Выбрать главу

А может быть, у них в деревне Ситенке, колдовской и знахарской, обычай таков?

Скрылись старушки под пологим уклоном ручья Язынец, и я поднялся со скамьи: надо было продолжать задуманный с утра день, но прежде требовалось позвонить домой маме Лене — насчет сынка, а затем добраться с Робертом в Старобельскую луку, к своему покинутому становищу.

Но оказалось, что я тоже еще недостаточно знаю свою жену, потому что чавкнул тормозами у крылечка больницы запыленный грузовик и с подножки его жена спрыгнула прямо на крыльцо, еле успел я ее перехватить. Когда она увидела меня, живого и невредимого, глаза у нее стали как у прыгающего впервые парашютиста.

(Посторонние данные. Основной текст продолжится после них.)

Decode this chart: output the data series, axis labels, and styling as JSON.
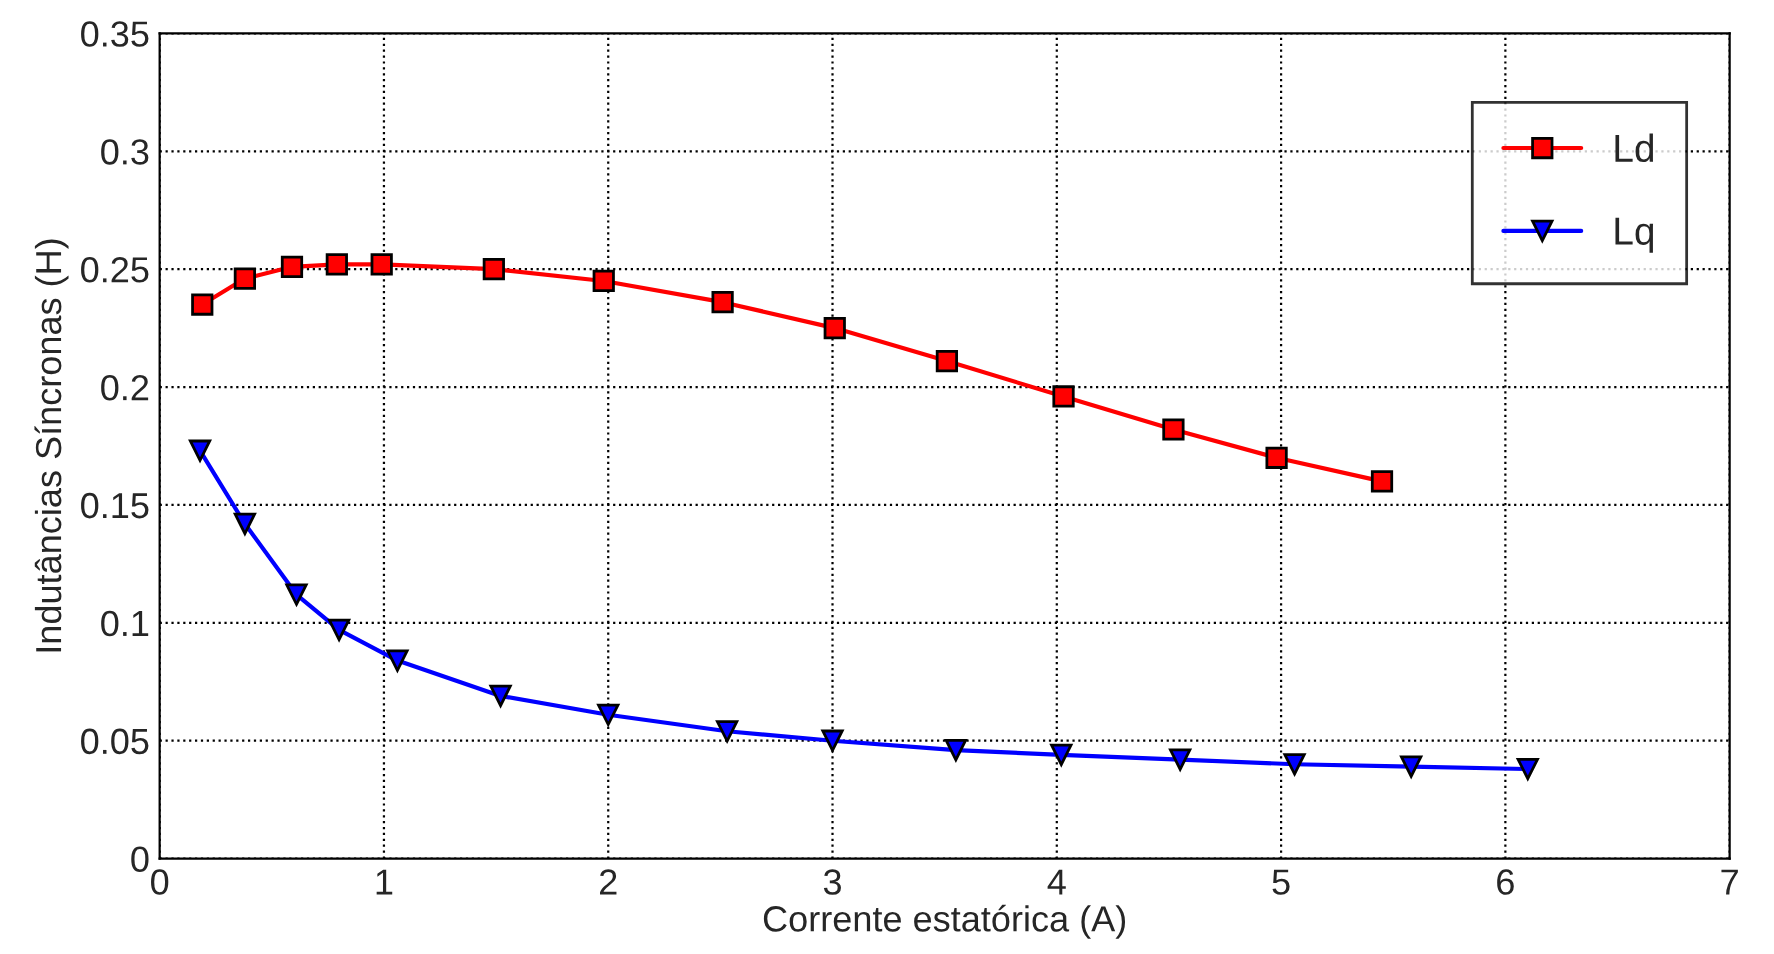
{
  "chart_data": {
    "type": "line",
    "xlabel": "Corrente estatórica (A)",
    "ylabel": "Indutâncias Síncronas (H)",
    "xlim": [
      0,
      7
    ],
    "xticks": [
      0,
      1,
      2,
      3,
      4,
      5,
      6,
      7
    ],
    "ylim": [
      0,
      0.35
    ],
    "yticks": [
      0,
      0.05,
      0.1,
      0.15,
      0.2,
      0.25,
      0.3,
      0.35
    ],
    "grid": true,
    "legend": "top right",
    "line_style": "solid",
    "series": [
      {
        "name": "Ld",
        "color": "#ff0000",
        "marker": "square",
        "x": [
          0.19,
          0.38,
          0.59,
          0.79,
          0.99,
          1.49,
          1.98,
          2.51,
          3.01,
          3.51,
          4.03,
          4.52,
          4.98,
          5.45
        ],
        "values": [
          0.235,
          0.246,
          0.251,
          0.252,
          0.252,
          0.25,
          0.245,
          0.236,
          0.225,
          0.211,
          0.196,
          0.182,
          0.17,
          0.16
        ]
      },
      {
        "name": "Lq",
        "color": "#0000ff",
        "marker": "triangle",
        "x": [
          0.18,
          0.38,
          0.61,
          0.8,
          1.06,
          1.52,
          2.0,
          2.53,
          3.0,
          3.55,
          4.02,
          4.55,
          5.06,
          5.58,
          6.1
        ],
        "values": [
          0.173,
          0.142,
          0.112,
          0.097,
          0.084,
          0.069,
          0.061,
          0.054,
          0.05,
          0.046,
          0.044,
          0.042,
          0.04,
          0.039,
          0.038
        ]
      }
    ]
  }
}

— Он спит, — успел сказать я, и это меня спасло.

Жена отвернулась от меня, взялась за дверной косяк, и полоска незагорелой кожи жалобно засветилась у нес над воротничком.

— Ну-ну, спит он. Все в порядке…

Но она продолжала реветь.

— Я же тебе говорил, мамаша, — выглянул из кабинки шофер, — в наше время, да чтобы техника подвела! Может, на радостях подкинешь?..

Жена замотала головой, и я протянул шоферу трешку.

— Пылю, гляжу — женщина голосует. Гляжу — не в себе, — оправдывался он, — гляжу — бледная. Разве не поможешь? Мне ведь и вовсе не сюда ехать было… А теперь уж, на радостях… Много отвалил, пожалуй… Порядок, значит? Я ж ей говорил — разве техника счас подведет? Да ни в жизнь!

Он тронулся было назад, но остановился:

— Может, обратно подвезти? Много ведь отвалил-то… Нет? Ну, коли на радостях…

Мне с трудом удалось оторвать жену от дверного косяка и увести на скамью.

— Как дама к нам явилась — я не помню. Я к молодоженам бросилась, к байдарочникам. Он такой очкарик длинный, просто ужас, говорит: «Куда же я вас повезу в такой ветер?» Потом согласился, перевез посредине, где потише… Ой, как я боялась на этой байдарке, кто бы знал! Глаза закрыла, только, думаю, чтобы голова не закружилась, чтобы равновесие не потерять. Мне девушка советовала, как сидеть, а я, как дура, ничего не понимаю… И деньги забыла! Вспомнила, когда на дороге около деревни оказалась, и машина пылит. Ничего, довез… Попробовал бы не довезти!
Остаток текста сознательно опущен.